Hızı ve atletizmiyle ilgili söylenen her şeyin altını doldurdu, Pryor. Deneme başına 6.2 yard koşması ve ilk haftada Colts’a karşı 13 denemede 112 yard gibi bir QB için müthiş bir performans ortaya koymasından daha önemlisi, pas verimliliği hakkındaki eleştirilere, denediği pasların %68’ini tamamlayarak cevap verirken, oynadığı 4 maçta sadece 2 top kaybı yaptı. Bir maçlık aradan sonra döndüğü Chargers maçında ise kısa kariyerinin en iyi oyununu oynarken, kaydettiği 135.7’lik QB rating puanı da 2002 yılından beri bir Raiders QB’sinin kaydettiği en yüksek puan oldu. Kendisini adam akıllı izleme şansı bulduğum Broncos maçında gözüme çarpan ve son Chargers maçından sonra okuduğum raporlardan da anladığım kadarıyla, baskı altında, QB cebinin dışına çıktıktan sonra dahi başarılı paslar atabiliyor ve yine baskıdan, atletik özellikleri sayesinde kurtulabiliyor. Özellikle garip fiziksel hallerde attığı ve isabet bulduğu paslardan etkilendiğimi belirtmeliyim.
Takımının genel olarak kalitesinin düşük olması ve gerçekçi bir playoff hedefi olmaması, Pryor’ın rakamlarını sezon boyunca etkileyecektir. İki sezondur, Jason Campbell gibi çok kötü bir QB ile Raiders kariyeri boyunca vasatı hiçbir zaman aşamayan Carson Palmer’ı, hiç kesememiş olması, belki de basiretsiz koçluk yüzündendi; ancak pek de hayra alamet değildi. Fakat, sezon başında taraftar yorumlarında dile getirildiği gibi, şansını farklı bir pozisyonda denemesini gerektiren bir durum da yok, meydanda. Broncos ve Chiefs gibi namağlup iki takımın yer aldığı bir grupta bir şey yapması beklenmeyen bir takım, Raiders ve kalan maçları da çok iç açıcı değil. Geçen sezonki felaket 4-12’ye yakın bir derecede normal sezonu noktalayabilirler; ancak aceleleri yok ve en azından uzun bir zamandan sonra, umutlanmaya değecek bir QB’leri var.

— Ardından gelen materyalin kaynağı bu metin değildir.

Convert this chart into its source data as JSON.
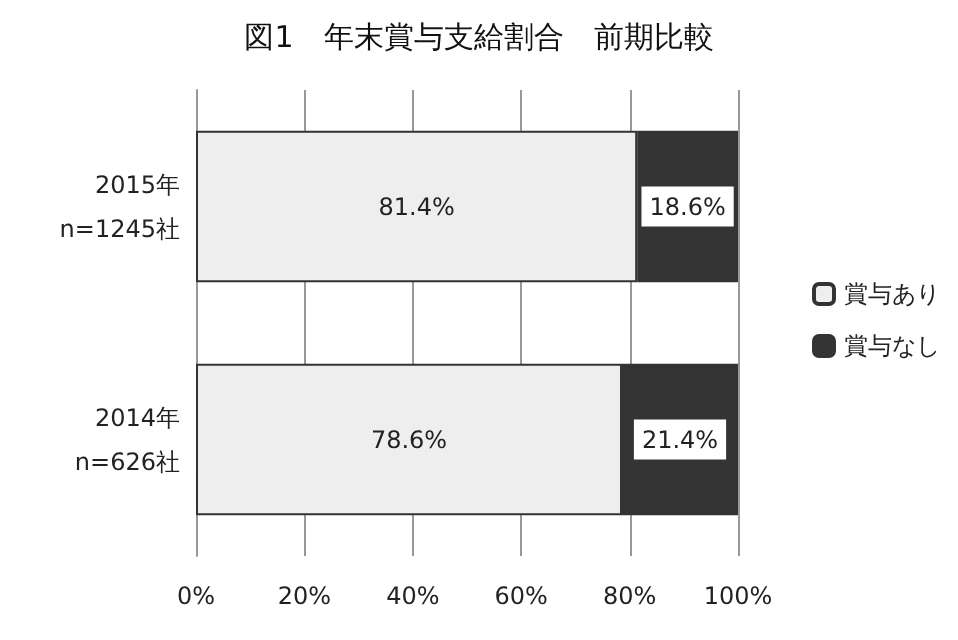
{
  "chart_data": {
    "type": "bar",
    "title": "図1　年末賞与支給割合　前期比較",
    "orientation": "horizontal",
    "stacked": true,
    "categories": [
      "2015年\nn=1245社",
      "2014年\nn=626社"
    ],
    "series": [
      {
        "name": "賞与あり",
        "color": "#eeeeee",
        "values": [
          81.4,
          78.6
        ],
        "value_labels": [
          "81.4%",
          "78.6%"
        ]
      },
      {
        "name": "賞与なし",
        "color": "#333333",
        "values": [
          18.6,
          21.4
        ],
        "value_labels": [
          "18.6%",
          "21.4%"
        ]
      }
    ],
    "xlim": [
      0,
      100
    ],
    "xticks": [
      {
        "value": 0,
        "label": "0%"
      },
      {
        "value": 20,
        "label": "20%"
      },
      {
        "value": 40,
        "label": "40%"
      },
      {
        "value": 60,
        "label": "60%"
      },
      {
        "value": 80,
        "label": "80%"
      },
      {
        "value": 100,
        "label": "100%"
      }
    ],
    "grid": "x",
    "legend": "right"
  }
}
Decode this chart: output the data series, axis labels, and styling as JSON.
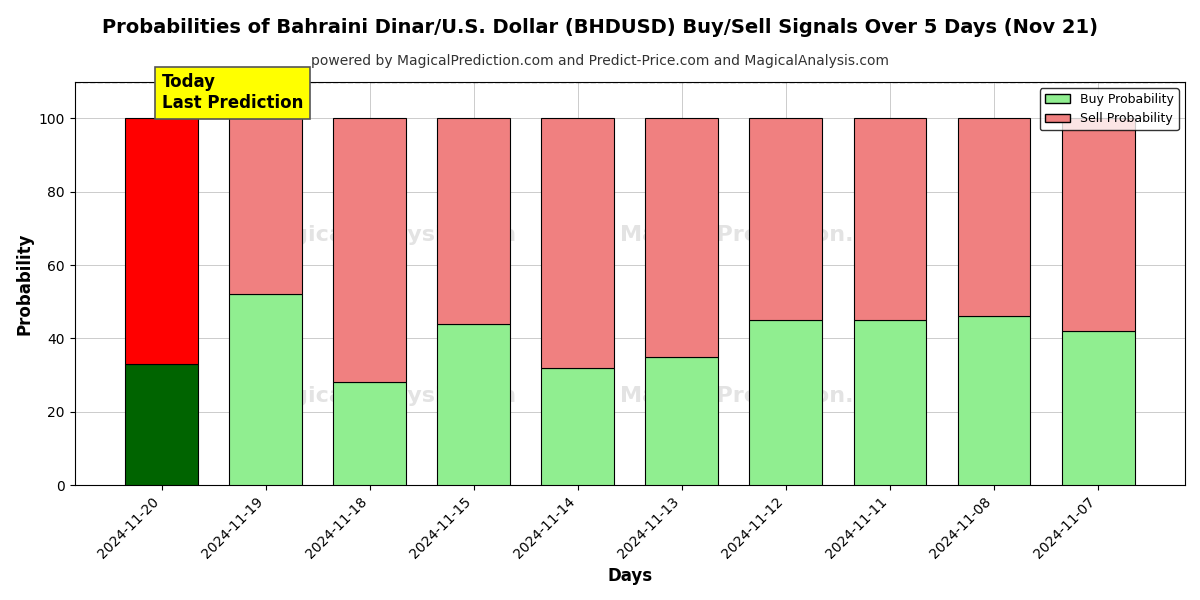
{
  "title": "Probabilities of Bahraini Dinar/U.S. Dollar (BHDUSD) Buy/Sell Signals Over 5 Days (Nov 21)",
  "subtitle": "powered by MagicalPrediction.com and Predict-Price.com and MagicalAnalysis.com",
  "xlabel": "Days",
  "ylabel": "Probability",
  "categories": [
    "2024-11-20",
    "2024-11-19",
    "2024-11-18",
    "2024-11-15",
    "2024-11-14",
    "2024-11-13",
    "2024-11-12",
    "2024-11-11",
    "2024-11-08",
    "2024-11-07"
  ],
  "buy_values": [
    33,
    52,
    28,
    44,
    32,
    35,
    45,
    45,
    46,
    42
  ],
  "sell_values": [
    67,
    48,
    72,
    56,
    68,
    65,
    55,
    55,
    54,
    58
  ],
  "today_bar_buy_color": "#006400",
  "today_bar_sell_color": "#ff0000",
  "normal_bar_buy_color": "#90EE90",
  "normal_bar_sell_color": "#F08080",
  "bar_edge_color": "#000000",
  "today_annotation_text": "Today\nLast Prediction",
  "today_annotation_bg": "#ffff00",
  "ylim": [
    0,
    110
  ],
  "yticks": [
    0,
    20,
    40,
    60,
    80,
    100
  ],
  "dashed_line_y": 110,
  "legend_buy_label": "Buy Probability",
  "legend_sell_label": "Sell Probability",
  "background_color": "#ffffff",
  "grid_color": "#cccccc",
  "title_fontsize": 14,
  "subtitle_fontsize": 10,
  "axis_label_fontsize": 12,
  "tick_fontsize": 10
}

Bu sezon ilk 11 QB’lik görevini üstlenen adamlara, bir de Buccaneers’in çaylağı Mike Glennon eklendi, Josh Freeman’ın felaket üç haftalık performansı ve koçla sürekli yaşadığı konuşulan sorunlardan sonra. Kendisini izleyemedim ilk maçında ve felaket oynadı. Josh Freeman takas edilmeye çalışılıp da alıcı çıkmadıktan sonra, serbest bırakıldı ve Vikings ile anlaştı. Dolayısıyla bir sakatlık yaşamazsa, Glennon ile sezona devam edecek, Bucs. Müthiş performanslar ortaya koyarsa, kendisiyle ilgili 2000+ vuruşluk bir yazı yazma sözü vererek, bugünlük burada noktalıyorum. Bir sonraki yazı, Pazartesi maçından sonra Andrew Luck ile olacak ve sürekli değişen program bu kez değişmeyecek.